要するに、日本の大学は二重の意味で「もう死んでいる」のかもしれないのであり、問題の根は、一般に考えられているよりはるかに深いのだ。この日本の大学の絶望的な谷間から脱出する方法は簡単ではない。逆転スリーランのような決定打があるわけではないからだ。

(11頁)

日本の大学教育の課題

 大学で行う学部教育の多くは4年間で所定の単位数を取得してしまえば卒業ができるので、単純に大学というものを考えると、4年間を一つの区切りとして、それが繰り返されて連続していくようなイメージで捉える方もいらっしゃるかもしれません。しかしながら、実際には大学で行う教育研究は決して4年間という短期で区切れるようなものではなく、長い歴史を土台としながら、長期的かつ永続的に発展し続けていくものです。

 そもそも教育というのはその成果を商品のように可視化することが難しく、そして、その成果は社会に出てすぐに表出したり、実感したりすることはほとんどできないように思います。
 大学教育の課題についても同様です。なので、社会が大学を「もう死んでいる」と判断した頃には既に手遅れなのかもしれません。そして、その理由の根幹は、想像するよりも過去にある、ということとなります。

 「はじめに」で語られるように、本書のタイトル『大学はもう死んでいる?』にはクエスチョンマークがついており、

大学がもう死んでいるのか、それともまだ死んではいないのか、答えは確定していない。

(10頁)

ことが述べられ、6章を通じて、大学が直面している課題や危機にどう対応していくべきかというヒントが示されています。

文理融合から文理複眼へ

 さて、6つの章は先ほど述べたようにそれぞれキーワードをもって日本の大学の課題とオックスフォード大学の事例が語られていきますが、その中でも私が一番興味深く感じたのは、「文系と理系」をキーワードとして扱う第4章「分離融合から分離複眼へ」です。

 私が大学基準協会に入職する前年に、「文系学部廃止論」がマスコミを通じて話題となり、当時文系学部に所属していた私自身これからどうなるのだろうといった不安や自分の学んでいる学問が不要といわれているようなある種のショックを感じた記憶があります。

 その後も定期的に「果たして文系は社会の役に立つのか」といった論争がSNS等を通じておこるのを目にすることがありますが、この問いに対し、吉見先生は次のように提示しています。

「役に立つ」ということには二種類あって、既に与えられている目的に対して手段として役に立つだけがすべてではありません。
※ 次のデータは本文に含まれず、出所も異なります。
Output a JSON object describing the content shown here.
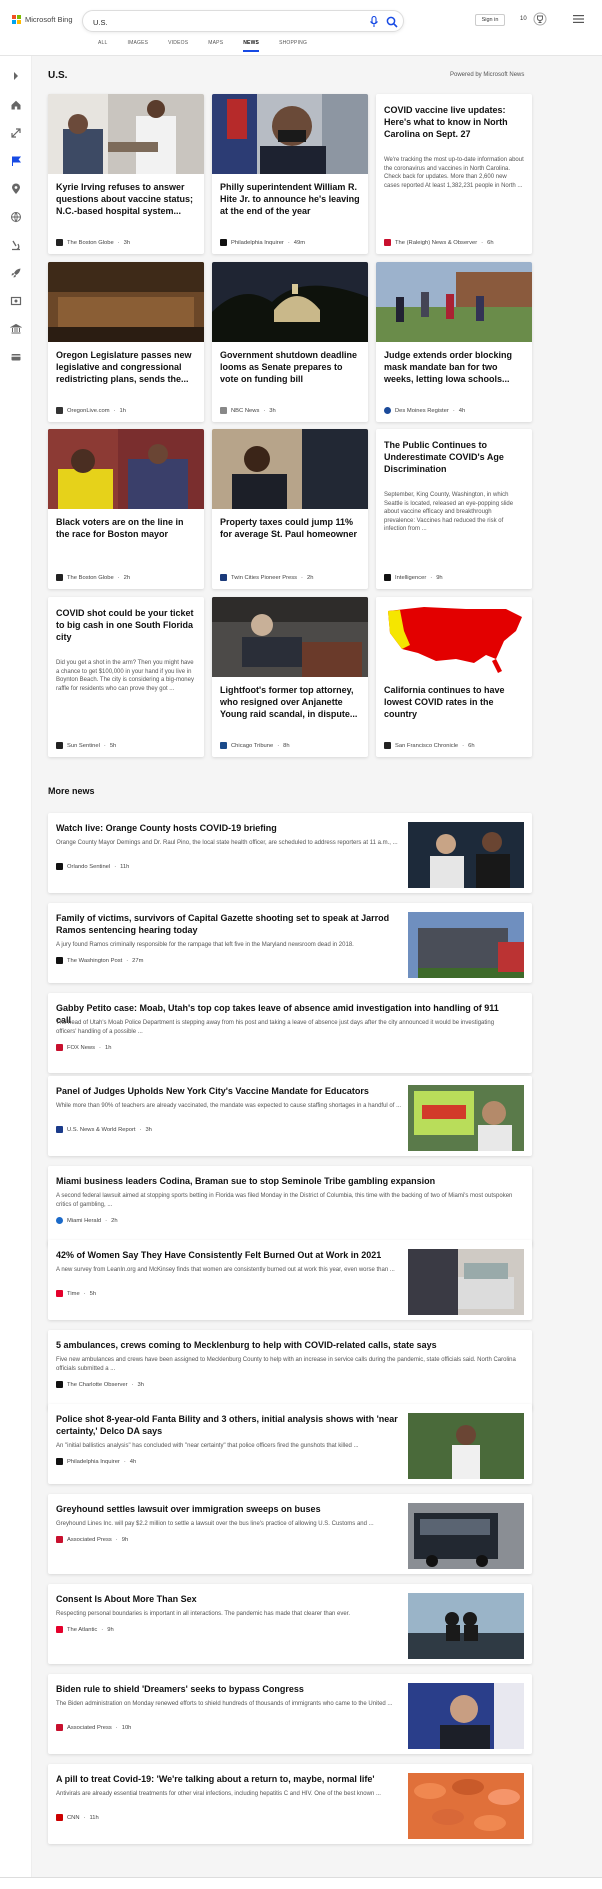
{
  "brand": {
    "logo_text": "Microsoft Bing",
    "colors": [
      "#f25022",
      "#7fba00",
      "#00a4ef",
      "#ffb900"
    ]
  },
  "search": {
    "value": "U.S.",
    "placeholder": ""
  },
  "header": {
    "signin_label": "Sign in",
    "rewards_count": "10"
  },
  "nav": [
    {
      "label": "ALL",
      "active": false
    },
    {
      "label": "IMAGES",
      "active": false
    },
    {
      "label": "VIDEOS",
      "active": false
    },
    {
      "label": "MAPS",
      "active": false
    },
    {
      "label": "NEWS",
      "active": true
    },
    {
      "label": "SHOPPING",
      "active": false
    }
  ],
  "sidebar_icons": [
    "chevron-right-icon",
    "home-icon",
    "expand-icon",
    "flag-icon",
    "location-icon",
    "globe-icon",
    "microscope-icon",
    "rocket-icon",
    "movie-icon",
    "bank-icon",
    "card-icon"
  ],
  "section": {
    "title": "U.S.",
    "powered_by": "Powered by Microsoft News"
  },
  "cards": [
    {
      "title": "Kyrie Irving refuses to answer questions about vaccine status; N.C.-based hospital system...",
      "snippet": "",
      "source": "The Boston Globe",
      "time": "3h"
    },
    {
      "title": "Philly superintendent William R. Hite Jr. to announce he's leaving at the end of the year",
      "snippet": "",
      "source": "Philadelphia Inquirer",
      "time": "49m"
    },
    {
      "title": "COVID vaccine live updates: Here's what to know in North Carolina on Sept. 27",
      "snippet": "We're tracking the most up-to-date information about the coronavirus and vaccines in North Carolina. Check back for updates. More than 2,600 new cases reported At least 1,382,231 people in North ...",
      "source": "The (Raleigh) News & Observer",
      "time": "6h"
    },
    {
      "title": "Oregon Legislature passes new legislative and congressional redistricting plans, sends the...",
      "snippet": "",
      "source": "OregonLive.com",
      "time": "1h"
    },
    {
      "title": "Government shutdown deadline looms as Senate prepares to vote on funding bill",
      "snippet": "",
      "source": "NBC News",
      "time": "3h"
    },
    {
      "title": "Judge extends order blocking mask mandate ban for two weeks, letting Iowa schools...",
      "snippet": "",
      "source": "Des Moines Register",
      "time": "4h"
    },
    {
      "title": "Black voters are on the line in the race for Boston mayor",
      "snippet": "",
      "source": "The Boston Globe",
      "time": "2h"
    },
    {
      "title": "Property taxes could jump 11% for average St. Paul homeowner",
      "snippet": "",
      "source": "Twin Cities Pioneer Press",
      "time": "2h"
    },
    {
      "title": "The Public Continues to Underestimate COVID's Age Discrimination",
      "snippet": "September, King County, Washington, in which Seattle is located, released an eye-popping slide about vaccine efficacy and breakthrough prevalence: Vaccines had reduced the risk of infection from ...",
      "source": "Intelligencer",
      "time": "9h"
    },
    {
      "title": "COVID shot could be your ticket to big cash in one South Florida city",
      "snippet": "Did you get a shot in the arm? Then you might have a chance to get $100,000 in your hand if you live in Boynton Beach. The city is considering a big-money raffle for residents who can prove they got ...",
      "source": "Sun Sentinel",
      "time": "5h"
    },
    {
      "title": "Lightfoot's former top attorney, who resigned over Anjanette Young raid scandal, in dispute...",
      "snippet": "",
      "source": "Chicago Tribune",
      "time": "8h"
    },
    {
      "title": "California continues to have lowest COVID rates in the country",
      "snippet": "",
      "source": "San Francisco Chronicle",
      "time": "6h"
    }
  ],
  "more_news": {
    "title": "More news",
    "items": [
      {
        "title": "Watch live: Orange County hosts COVID-19 briefing",
        "snippet": "Orange County Mayor Demings and Dr. Raul Pino, the local state health officer, are scheduled to address reporters at 11 a.m., ...",
        "source": "Orlando Sentinel",
        "time": "11h"
      },
      {
        "title": "Family of victims, survivors of Capital Gazette shooting set to speak at Jarrod Ramos sentencing hearing today",
        "snippet": "A jury found Ramos criminally responsible for the rampage that left five in the Maryland newsroom dead in 2018.",
        "source": "The Washington Post",
        "time": "27m"
      },
      {
        "title": "Gabby Petito case: Moab, Utah's top cop takes leave of absence amid investigation into handling of 911 call",
        "snippet": "The head of Utah's Moab Police Department is stepping away from his post and taking a leave of absence just days after the city announced it would be investigating officers' handling of a possible ...",
        "source": "FOX News",
        "time": "1h"
      },
      {
        "title": "Panel of Judges Upholds New York City's Vaccine Mandate for Educators",
        "snippet": "While more than 90% of teachers are already vaccinated, the mandate was expected to cause staffing shortages in a handful of ...",
        "source": "U.S. News & World Report",
        "time": "3h"
      },
      {
        "title": "Miami business leaders Codina, Braman sue to stop Seminole Tribe gambling expansion",
        "snippet": "A second federal lawsuit aimed at stopping sports betting in Florida was filed Monday in the District of Columbia, this time with the backing of two of Miami's most outspoken critics of gambling, ...",
        "source": "Miami Herald",
        "time": "2h"
      },
      {
        "title": "42% of Women Say They Have Consistently Felt Burned Out at Work in 2021",
        "snippet": "A new survey from LeanIn.org and McKinsey finds that women are consistently burned out at work this year, even worse than ...",
        "source": "Time",
        "time": "5h"
      },
      {
        "title": "5 ambulances, crews coming to Mecklenburg to help with COVID-related calls, state says",
        "snippet": "Five new ambulances and crews have been assigned to Mecklenburg County to help with an increase in service calls during the pandemic, state officials said. North Carolina officials submitted a ...",
        "source": "The Charlotte Observer",
        "time": "3h"
      },
      {
        "title": "Police shot 8-year-old Fanta Bility and 3 others, initial analysis shows with 'near certainty,' Delco DA says",
        "snippet": "An \"initial ballistics analysis\" has concluded with \"near certainty\" that police officers fired the gunshots that killed ...",
        "source": "Philadelphia Inquirer",
        "time": "4h"
      },
      {
        "title": "Greyhound settles lawsuit over immigration sweeps on buses",
        "snippet": "Greyhound Lines Inc. will pay $2.2 million to settle a lawsuit over the bus line's practice of allowing U.S. Customs and ...",
        "source": "Associated Press",
        "time": "9h"
      },
      {
        "title": "Consent Is About More Than Sex",
        "snippet": "Respecting personal boundaries is important in all interactions. The pandemic has made that clearer than ever.",
        "source": "The Atlantic",
        "time": "9h"
      },
      {
        "title": "Biden rule to shield 'Dreamers' seeks to bypass Congress",
        "snippet": "The Biden administration on Monday renewed efforts to shield hundreds of thousands of immigrants who came to the United ...",
        "source": "Associated Press",
        "time": "10h"
      },
      {
        "title": "A pill to treat Covid-19: 'We're talking about a return to, maybe, normal life'",
        "snippet": "Antivirals are already essential treatments for other viral infections, including hepatitis C and HIV. One of the best known ...",
        "source": "CNN",
        "time": "11h"
      }
    ]
  }
}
こういう目的遂行的、あるいは手段的な有用性とは別に、価値を創造することで役に立つという次元があります。

(142頁)

手段的な「役に立つ」ということの中からは、歴史の転換期に新しい社会の目的や価値の軸を創造することはけっして出てきません。(中略)これはつまり、方法化された想像力を用いて違う価値とどう交渉し、対話するかという作業であり、まさに文系の学問が常にやっていることです。

(143頁)

新しい価値創造がいかに大切かということがわかっていれば、文系が役に立たないなんていうことは絶対に言えないはずです。

(144頁)

 このことは、「2040年に向けた高等教育のグランドデザイン(答申)」(2018年)において予測不可能な時代に必要とされる人材像として示される、「普遍的な知識・理解と汎用的技能を文理横断的に身に付け」「時代の変化に合わせて積極的に社会を支え、論理的思考力を持って社会を改善していく資質を有する人材」にもつながるものだと思います。

終わりに

 つらつらと書き連ねてきましたが、最後に本書の「おわりに」の一文を紹介したいと思います。

大学を死なせてはならない。そのために何が必要か。それを考え、行動に移す手がかりが本書には含まれているはずだ。そしてその手がかりが、新たな知の交流を生み出していくことを望んで止まない。それを求める人々がいる限り、大学は簡単には死なない。